Saturday, March 10, 2007

HowTo Evade Turkey's YouTube Block

A 27B source inside Turkey reports that some proxies work for routing around the country's block on YouTube, which was instituted at the direction of a court after it found that a Greek video hosted on the site violated a law against ridiculing the country and its leaders.

"Apparently, only Turk Telekom has enacted the ban so far, which is a bit deceptive, since all other providers have to route through Turk Telekom to get out of the country...so it's an effective country-wide ban," the source said.

Things that seem to work now:

- Using Firefox, instead of IE or Safari (though oddly, the screenshot above is from Firefox)

- YouTube videos embedded in a web page or blog work fine

- A proxy, specifically http://youtubeproxy.org/ works well. Just visit that page and then find the video you want to watch.

- TOR - The Onion Router -- Commenter says it works, but is slow.

- The TORPARK browser

- OperaTor (after setting it to allow Javascript and plug-ins). It works, but it is slow.

- OpenDNS in combination with OperaTor. OperaTor with OpenDNS seemed to be more responsive than using TT's DNS. I did not try OpenDNS with Torpark.

Others proxies to try include:

http://www.proxymy.com
http://www.proxysmurf.com/
http://www.worksurfing.com/
http://unblockfacebook.com/
http://www.bypassfilter.net/
http://www.ibypass.org/
http://www.ipzap.com/
https://proxify.com/ https://proxify.us/ https://proxify.biz/
http://kproxy.com/index.jsp
http://www.attackcensorship.com/attack-censorship.html
http://mrnewguy.com/
http://www.unblockwebsites.com/
http://spysurfing.com/
https://www.the-cloak.com/anonymous-surfing-home.html
http://www.stupidcensorship.com/
http://www.evilsprouts.co.uk/defilter/
http://www.bypassbrowser.com/
http://www.proxymouse.com/
http://www.fsurf.com/
http://www.browseatwork.com/
http://www.surfonym.com/
http://www.iamnewguy.com/
http://www.ninjaproxy.com/

Find updated proxies here: http://myspaceblockedproxies.com/

Untested possibilities:

- Instead of typing YouTube.com into a browser window, type 208.65.153.253, to evade Turkey's DNS

- Evade DNS lookups for YouTube by installing the lookup on your local machine. Instructions from Slashdot reader AKAlmBatman are here.
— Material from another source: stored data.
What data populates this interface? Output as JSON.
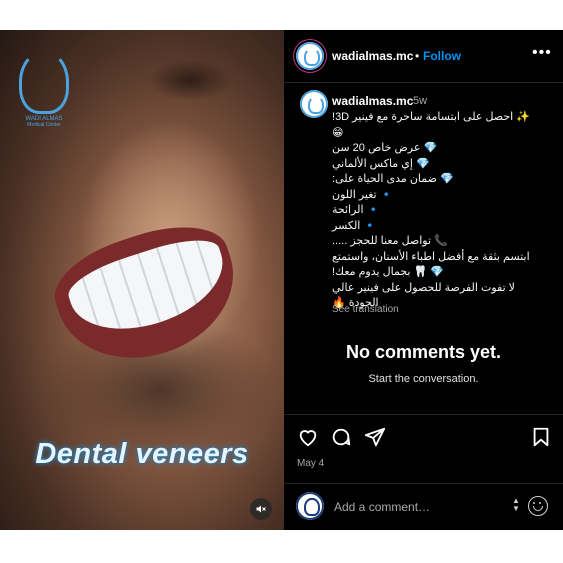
{
  "media": {
    "brand_name": "WADI ALMAS",
    "brand_sub": "Medical Center",
    "overlay_text": "Dental veneers",
    "mute_icon": "speaker-muted-icon"
  },
  "header": {
    "username": "wadialmas.mc",
    "separator": "•",
    "follow_label": "Follow",
    "more_label": "•••"
  },
  "caption": {
    "username": "wadialmas.mc",
    "time_ago": "5w",
    "lines": [
      "✨ احصل على ابتسامة ساحرة مع فينير 3D!",
      "😁",
      "💎 عرض خاص 20 سن",
      "💎 إي ماكس الألماني",
      "💎 ضمان مدى الحياة على:",
      "🔹 تغير اللون",
      "🔹 الرائحة",
      "🔹 الكسر",
      "📞 تواصل معنا للحجز .....",
      "ابتسم بثقة مع أفضل اطباء الأسنان، واستمتع",
      "💎 🦷 بجمال يدوم معك!",
      "لا تفوت الفرصة للحصول على فينير عالي",
      "الجودة 🔥"
    ],
    "see_translation": "See translation"
  },
  "comments": {
    "empty_title": "No comments yet.",
    "empty_subtitle": "Start the conversation."
  },
  "actions": {
    "like_icon": "heart-icon",
    "comment_icon": "comment-icon",
    "share_icon": "share-icon",
    "save_icon": "bookmark-icon",
    "date": "May 4"
  },
  "composer": {
    "placeholder": "Add a comment…",
    "emoji_icon": "emoji-icon"
  },
  "colors": {
    "accent": "#0095f6",
    "brand": "#4aa3df",
    "background": "#000000"
  }
}
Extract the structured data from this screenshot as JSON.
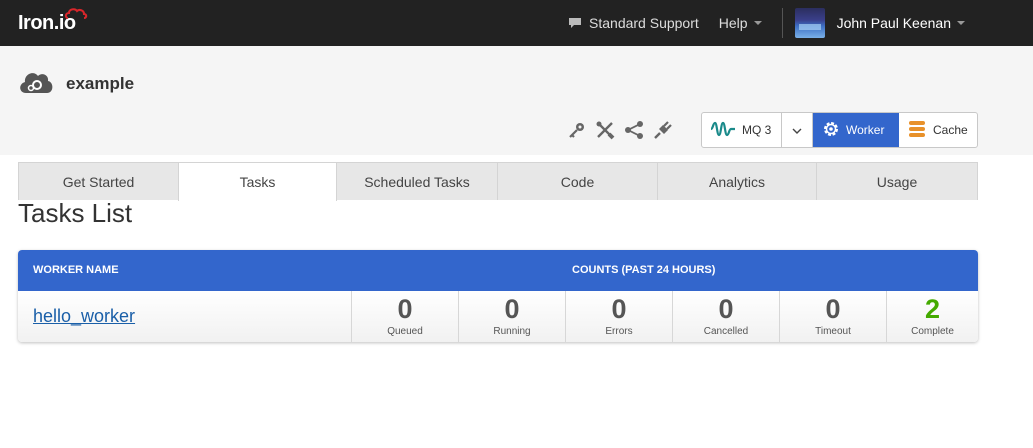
{
  "navbar": {
    "logo": "Iron.io",
    "support_label": "Standard Support",
    "help_label": "Help",
    "user_name": "John Paul Keenan"
  },
  "project": {
    "name": "example",
    "services": {
      "mq_label": "MQ 3",
      "worker_label": "Worker",
      "cache_label": "Cache"
    }
  },
  "tabs": [
    {
      "label": "Get Started"
    },
    {
      "label": "Tasks"
    },
    {
      "label": "Scheduled Tasks"
    },
    {
      "label": "Code"
    },
    {
      "label": "Analytics"
    },
    {
      "label": "Usage"
    }
  ],
  "main": {
    "title": "Tasks List",
    "table": {
      "col_worker": "WORKER NAME",
      "col_counts": "COUNTS (PAST 24 HOURS)",
      "row": {
        "worker_name": "hello_worker",
        "counts": [
          {
            "value": "0",
            "label": "Queued"
          },
          {
            "value": "0",
            "label": "Running"
          },
          {
            "value": "0",
            "label": "Errors"
          },
          {
            "value": "0",
            "label": "Cancelled"
          },
          {
            "value": "0",
            "label": "Timeout"
          },
          {
            "value": "2",
            "label": "Complete"
          }
        ]
      }
    }
  },
  "colors": {
    "navbar_bg": "#222222",
    "accent_blue": "#3366cc",
    "complete_green": "#44aa00",
    "mq_teal": "#1a8a8a",
    "cache_orange": "#e8912a"
  }
}
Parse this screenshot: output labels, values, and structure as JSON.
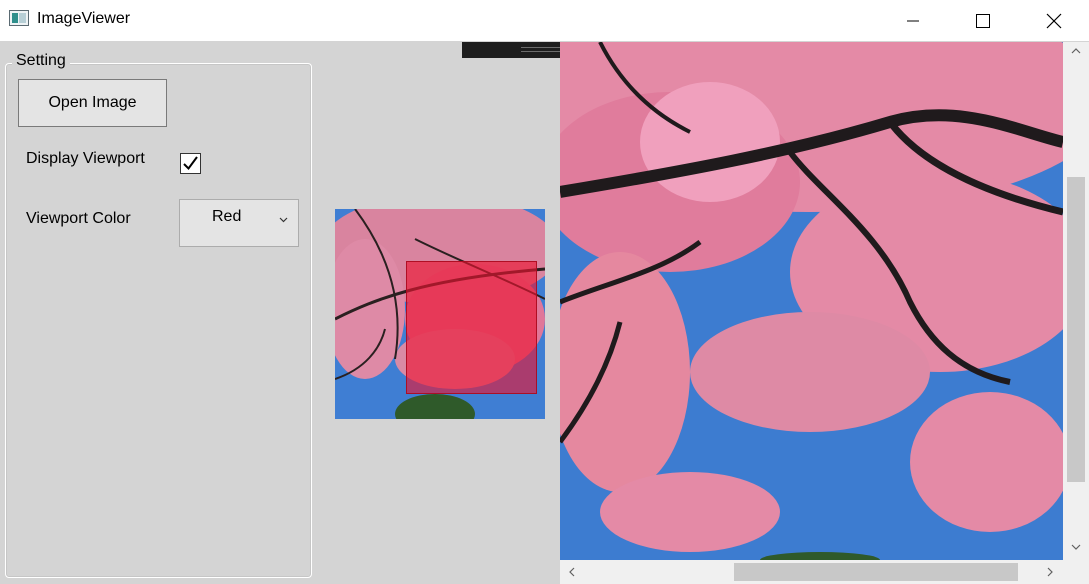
{
  "window": {
    "title": "ImageViewer",
    "icon": "app-window-icon"
  },
  "settings": {
    "group_label": "Setting",
    "open_button_label": "Open Image",
    "display_viewport_label": "Display Viewport",
    "display_viewport_checked": true,
    "viewport_color_label": "Viewport Color",
    "viewport_color_value": "Red"
  },
  "colors": {
    "viewport": "#e8142f",
    "panel_background": "#d4d4d4",
    "sky": "#3f7ed3",
    "blossom": "#e9789b"
  },
  "scrollbars": {
    "vertical_position": 0.25,
    "horizontal_position": 0.4
  }
}
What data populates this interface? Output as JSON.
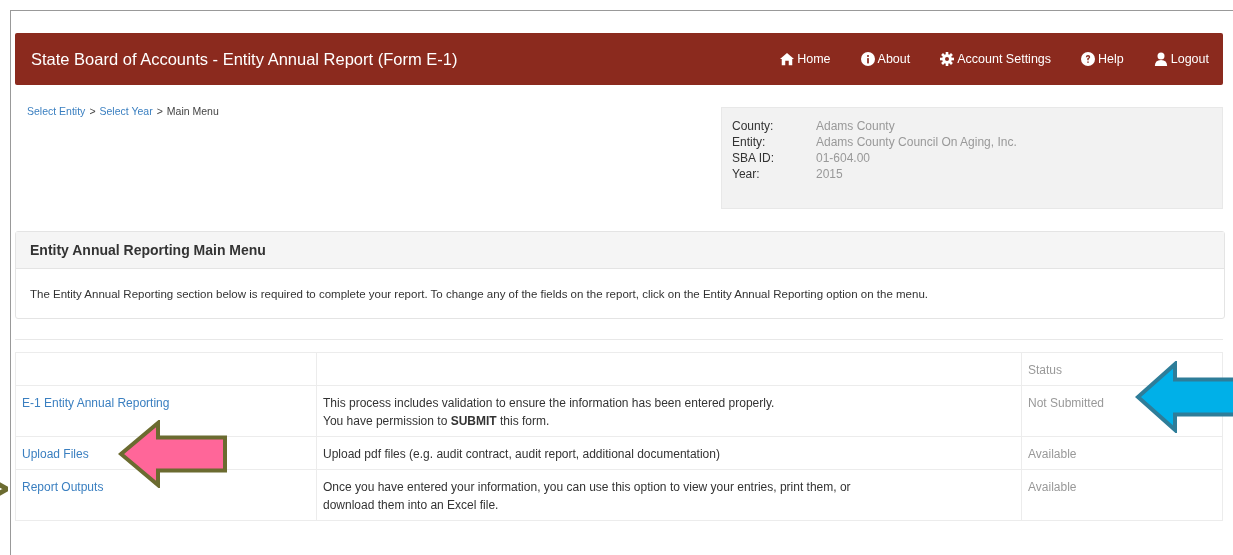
{
  "header": {
    "title": "State Board of Accounts - Entity Annual Report (Form E-1)",
    "nav": [
      "Home",
      "About",
      "Account Settings",
      "Help",
      "Logout"
    ]
  },
  "breadcrumb": [
    {
      "kind": "link",
      "label": "Select Entity"
    },
    {
      "kind": "separator",
      "label": ">"
    },
    {
      "kind": "link",
      "label": "Select Year"
    },
    {
      "kind": "separator",
      "label": ">"
    },
    {
      "kind": "current",
      "label": "Main Menu"
    }
  ],
  "info": [
    {
      "label": "County:",
      "value": "Adams County"
    },
    {
      "label": "Entity:",
      "value": "Adams County Council On Aging, Inc."
    },
    {
      "label": "SBA ID:",
      "value": "01-604.00"
    },
    {
      "label": "Year:",
      "value": "2015"
    }
  ],
  "panel": {
    "title": "Entity Annual Reporting Main Menu",
    "text": "The Entity Annual Reporting section below is required to complete your report. To change any of the fields on the report, click on the Entity Annual Reporting option on the menu."
  },
  "table": {
    "columns": [
      "Status"
    ],
    "rows": [
      {
        "option": "E-1 Entity Annual Reporting",
        "description": [
          "This process includes validation to ensure the information has been entered properly.",
          "You have permission to **SUBMIT** this form."
        ],
        "status": "Not Submitted"
      },
      {
        "option": "Upload Files",
        "description": [
          "Upload pdf files (e.g. audit contract, audit report, additional documentation)"
        ],
        "status": "Available"
      },
      {
        "option": "Report Outputs",
        "description": [
          "Once you have entered your information, you can use this option to view your entries, print them, or",
          "download them into an Excel file."
        ],
        "status": "Available"
      }
    ]
  },
  "annotations": [
    {
      "kind": "arrow",
      "color": "#ff6699"
    },
    {
      "kind": "arrow",
      "color": "#00b0e8"
    },
    {
      "kind": "arrow-tip",
      "color": "#6b6b30"
    }
  ]
}
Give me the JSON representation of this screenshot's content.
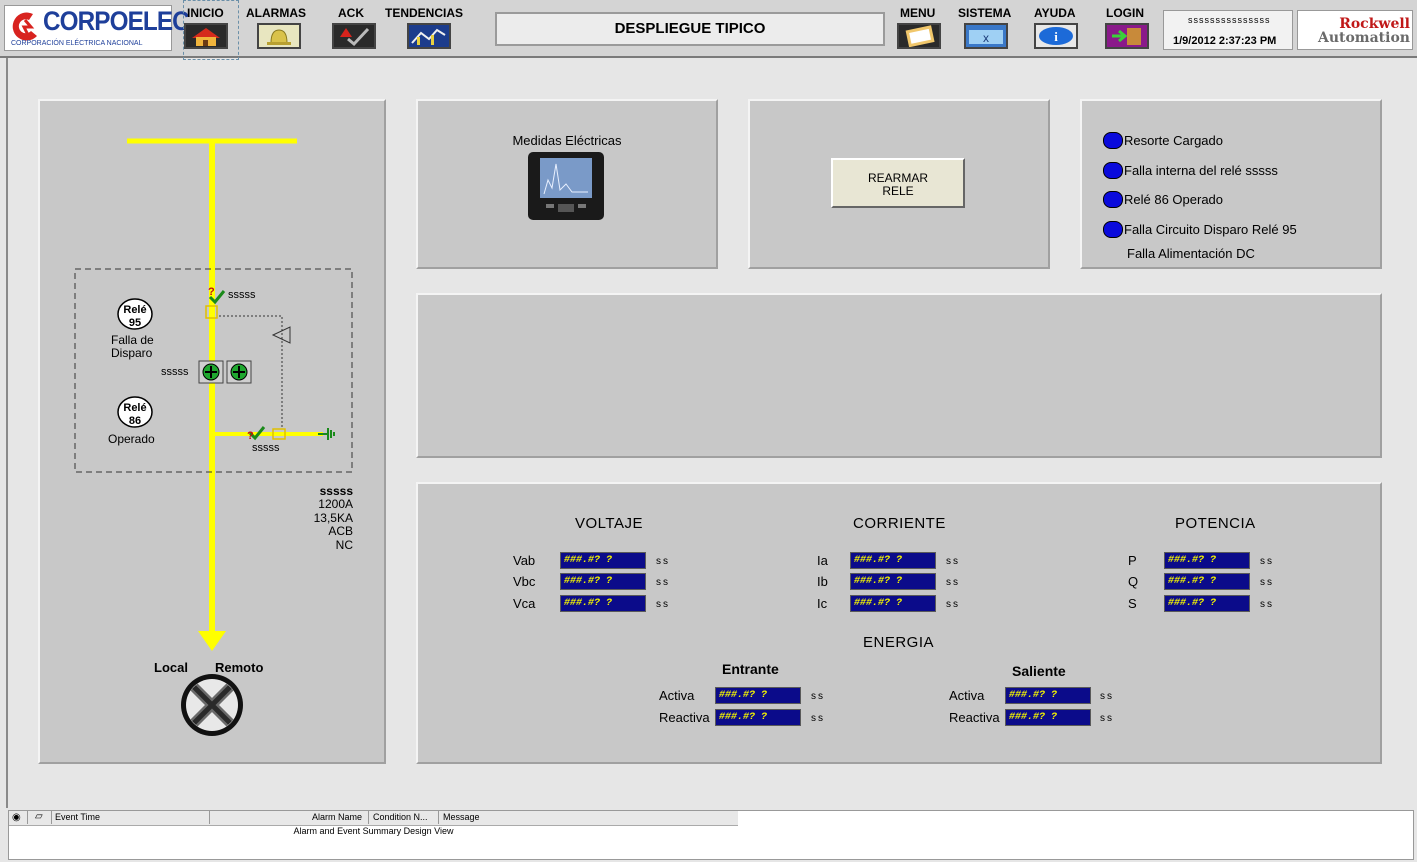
{
  "header": {
    "logo_text": "CORPOELEC",
    "logo_subtitle": "CORPORACIÓN ELÉCTRICA NACIONAL",
    "nav_left": [
      {
        "label": "INICIO",
        "icon": "home-icon"
      },
      {
        "label": "ALARMAS",
        "icon": "bell-icon"
      },
      {
        "label": "ACK",
        "icon": "ack-check-icon"
      },
      {
        "label": "TENDENCIAS",
        "icon": "trend-chart-icon"
      }
    ],
    "title": "DESPLIEGUE TIPICO",
    "nav_right": [
      {
        "label": "MENU",
        "icon": "clipboard-icon"
      },
      {
        "label": "SISTEMA",
        "icon": "folder-x-icon"
      },
      {
        "label": "AYUDA",
        "icon": "info-icon"
      },
      {
        "label": "LOGIN",
        "icon": "door-login-icon"
      }
    ],
    "user_id": "sssssssssssssss",
    "datetime": "1/9/2012 2:37:23 PM",
    "brand_line1": "Rockwell",
    "brand_line2": "Automation"
  },
  "diagram": {
    "relay95_label": "Relé",
    "relay95_num": "95",
    "relay95_caption1": "Falla de",
    "relay95_caption2": "Disparo",
    "relay86_label": "Relé",
    "relay86_num": "86",
    "relay86_caption": "Operado",
    "tag_top": "sssss",
    "tag_mid": "sssss",
    "tag_bottom": "sssss",
    "breaker_name": "sssss",
    "breaker_specs": [
      "1200A",
      "13,5KA",
      "ACB",
      "NC"
    ],
    "local_label": "Local",
    "remote_label": "Remoto"
  },
  "medidas": {
    "title": "Medidas Eléctricas"
  },
  "rearmar": {
    "line1": "REARMAR",
    "line2": "RELE"
  },
  "status": [
    "Resorte Cargado",
    "Falla interna del relé sssss",
    "Relé  86 Operado",
    "Falla Circuito Disparo Relé 95",
    "Falla Alimentación DC"
  ],
  "measurements": {
    "voltaje": {
      "title": "VOLTAJE",
      "rows": [
        {
          "label": "Vab",
          "value": "###.#? ?",
          "unit": "ss"
        },
        {
          "label": "Vbc",
          "value": "###.#? ?",
          "unit": "ss"
        },
        {
          "label": "Vca",
          "value": "###.#? ?",
          "unit": "ss"
        }
      ]
    },
    "corriente": {
      "title": "CORRIENTE",
      "rows": [
        {
          "label": "Ia",
          "value": "###.#? ?",
          "unit": "ss"
        },
        {
          "label": "Ib",
          "value": "###.#? ?",
          "unit": "ss"
        },
        {
          "label": "Ic",
          "value": "###.#? ?",
          "unit": "ss"
        }
      ]
    },
    "potencia": {
      "title": "POTENCIA",
      "rows": [
        {
          "label": "P",
          "value": "###.#? ?",
          "unit": "ss"
        },
        {
          "label": "Q",
          "value": "###.#? ?",
          "unit": "ss"
        },
        {
          "label": "S",
          "value": "###.#? ?",
          "unit": "ss"
        }
      ]
    },
    "energia": {
      "title": "ENERGIA",
      "entrante": {
        "title": "Entrante",
        "rows": [
          {
            "label": "Activa",
            "value": "###.#? ?",
            "unit": "ss"
          },
          {
            "label": "Reactiva",
            "value": "###.#? ?",
            "unit": "ss"
          }
        ]
      },
      "saliente": {
        "title": "Saliente",
        "rows": [
          {
            "label": "Activa",
            "value": "###.#? ?",
            "unit": "ss"
          },
          {
            "label": "Reactiva",
            "value": "###.#? ?",
            "unit": "ss"
          }
        ]
      }
    }
  },
  "event_bar": {
    "col_event_time": "Event Time",
    "col_alarm_name": "Alarm Name",
    "col_condition": "Condition N...",
    "col_message": "Message",
    "design_view": "Alarm and Event Summary Design View"
  },
  "colors": {
    "bus": "#ffff00",
    "value_bg": "#0b0b8a",
    "value_text": "#f5f500",
    "led": "#0a0adc"
  }
}
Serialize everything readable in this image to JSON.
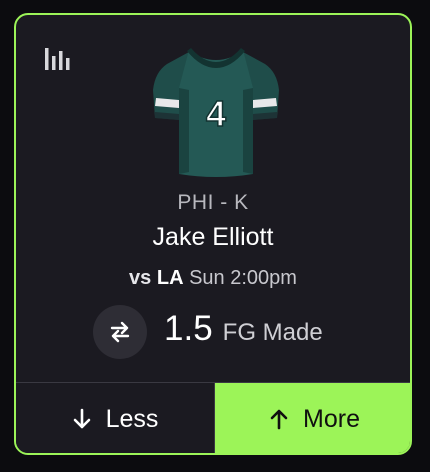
{
  "card": {
    "team_position": "PHI - K",
    "player_name": "Jake Elliott",
    "jersey_number": "4",
    "matchup": {
      "vs": "vs",
      "opponent": "LA",
      "time": "Sun 2:00pm"
    },
    "line": {
      "value": "1.5",
      "stat": "FG Made"
    },
    "buttons": {
      "less": "Less",
      "more": "More"
    },
    "colors": {
      "accent": "#9cf458",
      "jersey": "#1f4d4a",
      "card_bg": "#1b1a21"
    },
    "icons": {
      "stats": "bar-chart-icon",
      "swap": "swap-icon",
      "less": "arrow-down-icon",
      "more": "arrow-up-icon"
    }
  }
}
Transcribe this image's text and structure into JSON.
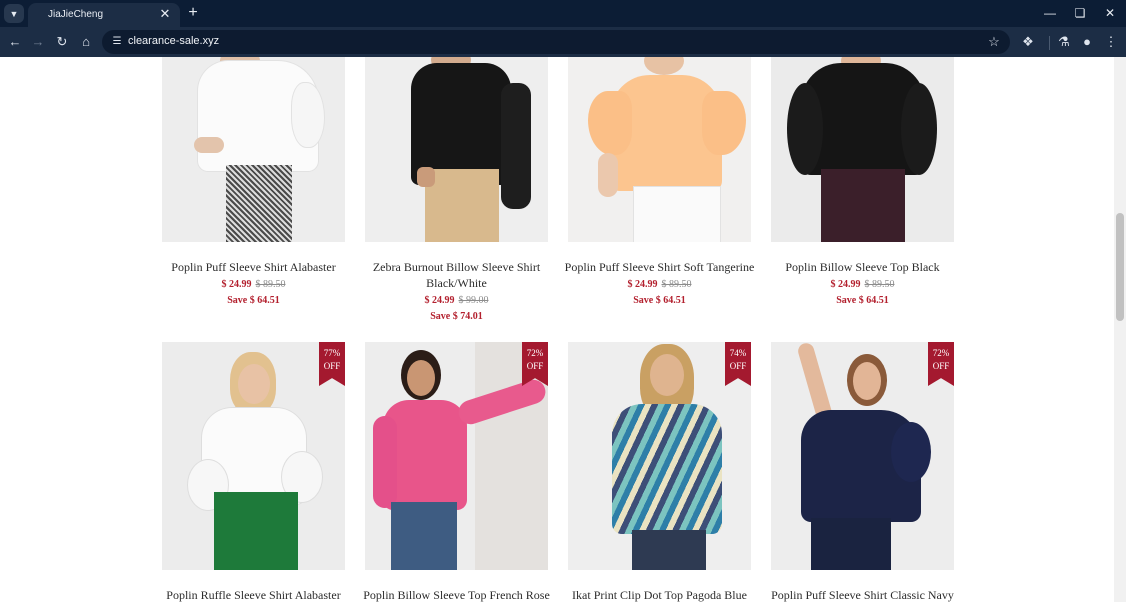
{
  "browser": {
    "tab_title": "JiaJieCheng",
    "url": "clearance-sale.xyz",
    "icons": {
      "tab_menu": "chevron-down-icon",
      "tab_close": "close-icon",
      "new_tab": "plus-icon",
      "minimize": "minimize-icon",
      "restore": "restore-icon",
      "close_window": "close-icon",
      "back": "arrow-left-icon",
      "forward": "arrow-right-icon",
      "reload": "reload-icon",
      "home": "home-icon",
      "site_info": "tune-icon",
      "bookmark": "star-icon",
      "extensions": "puzzle-icon",
      "labs": "flask-icon",
      "profile": "person-icon",
      "menu": "kebab-menu-icon"
    }
  },
  "products_row1": [
    {
      "name": "Poplin Puff Sleeve Shirt Alabaster",
      "price": "$ 24.99",
      "original": "$ 89.50",
      "save": "Save $ 64.51"
    },
    {
      "name": "Zebra Burnout Billow Sleeve Shirt Black/White",
      "price": "$ 24.99",
      "original": "$ 99.00",
      "save": "Save $ 74.01"
    },
    {
      "name": "Poplin Puff Sleeve Shirt Soft Tangerine",
      "price": "$ 24.99",
      "original": "$ 89.50",
      "save": "Save $ 64.51"
    },
    {
      "name": "Poplin Billow Sleeve Top Black",
      "price": "$ 24.99",
      "original": "$ 89.50",
      "save": "Save $ 64.51"
    }
  ],
  "products_row2": [
    {
      "name": "Poplin Ruffle Sleeve Shirt Alabaster",
      "badge_pct": "77%",
      "badge_off": "OFF"
    },
    {
      "name": "Poplin Billow Sleeve Top French Rose",
      "badge_pct": "72%",
      "badge_off": "OFF"
    },
    {
      "name": "Ikat Print Clip Dot Top Pagoda Blue",
      "badge_pct": "74%",
      "badge_off": "OFF"
    },
    {
      "name": "Poplin Puff Sleeve Shirt Classic Navy",
      "badge_pct": "72%",
      "badge_off": "OFF"
    }
  ],
  "colors": {
    "sale_red": "#b3202e",
    "badge_red": "#a4192f",
    "chrome_dark": "#0c1d35",
    "toolbar": "#1c2d45"
  }
}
- BoingBoing's longstanding guide to evading censorware

- Try switching your DNS to OpenDNS

Any inside-Turkey information would be appreciated. I'll update the list if information changes.

And some great background on the story from commenter viskisoda (nice handle):

As far as i know the thing which started all this was a Turkish video on youtube, claiming that homosexuality started in Greece 3000 years ago and greeks have been gay ever since.

In response to this, comes the Ataturk video which was childish and a bit over the line.

And then the Turkish newspapers dive in, turning this shitty video into a cyber war.

As far as i can tell there are two reasons for the newspapers to dive in:

1. They are to lazy to find real news.
2. They like the idea of Youtube getting out of the picture and their video sites sharing that heavy traffic.

And they have sucseeded of course.

I have been watching Turkish users behaivors on the net for a while and believe me when i say there are no better flooders on the net than us. We can gather hundrends of thousands of people within hours and flood the hell out of anysite with abuse.

Which we did to youtube as well.

And the funny part begins here:

The day after the incident, a DA in İstanbul reads the news, wants a copy of a video. It comes burned in a disc, he watches it, founds the youtube guilty and orders Turk Telekom to ban the site.

I think the next step will be banning Google, as it leads to a lot of anti turkish material when you use the right keywords.

All in all Turkish users cannot reach Youtube as a result of general stupidity mixed with a Greek kid with bad skills in Flash.

I won't really blame you, if you laugh...

UPDATE: Xeni at Boing Boing tries to figure out if Google/YouTube caved to Turkey demands to take down a video, and has a hilarious screenshot and comments on the ongoing Greece/Turkey flame war. 27B would like to reiterate that it finds the whole escapade hilariously stupid, and wishes only the best online pox for both sides in this nationalist inanity.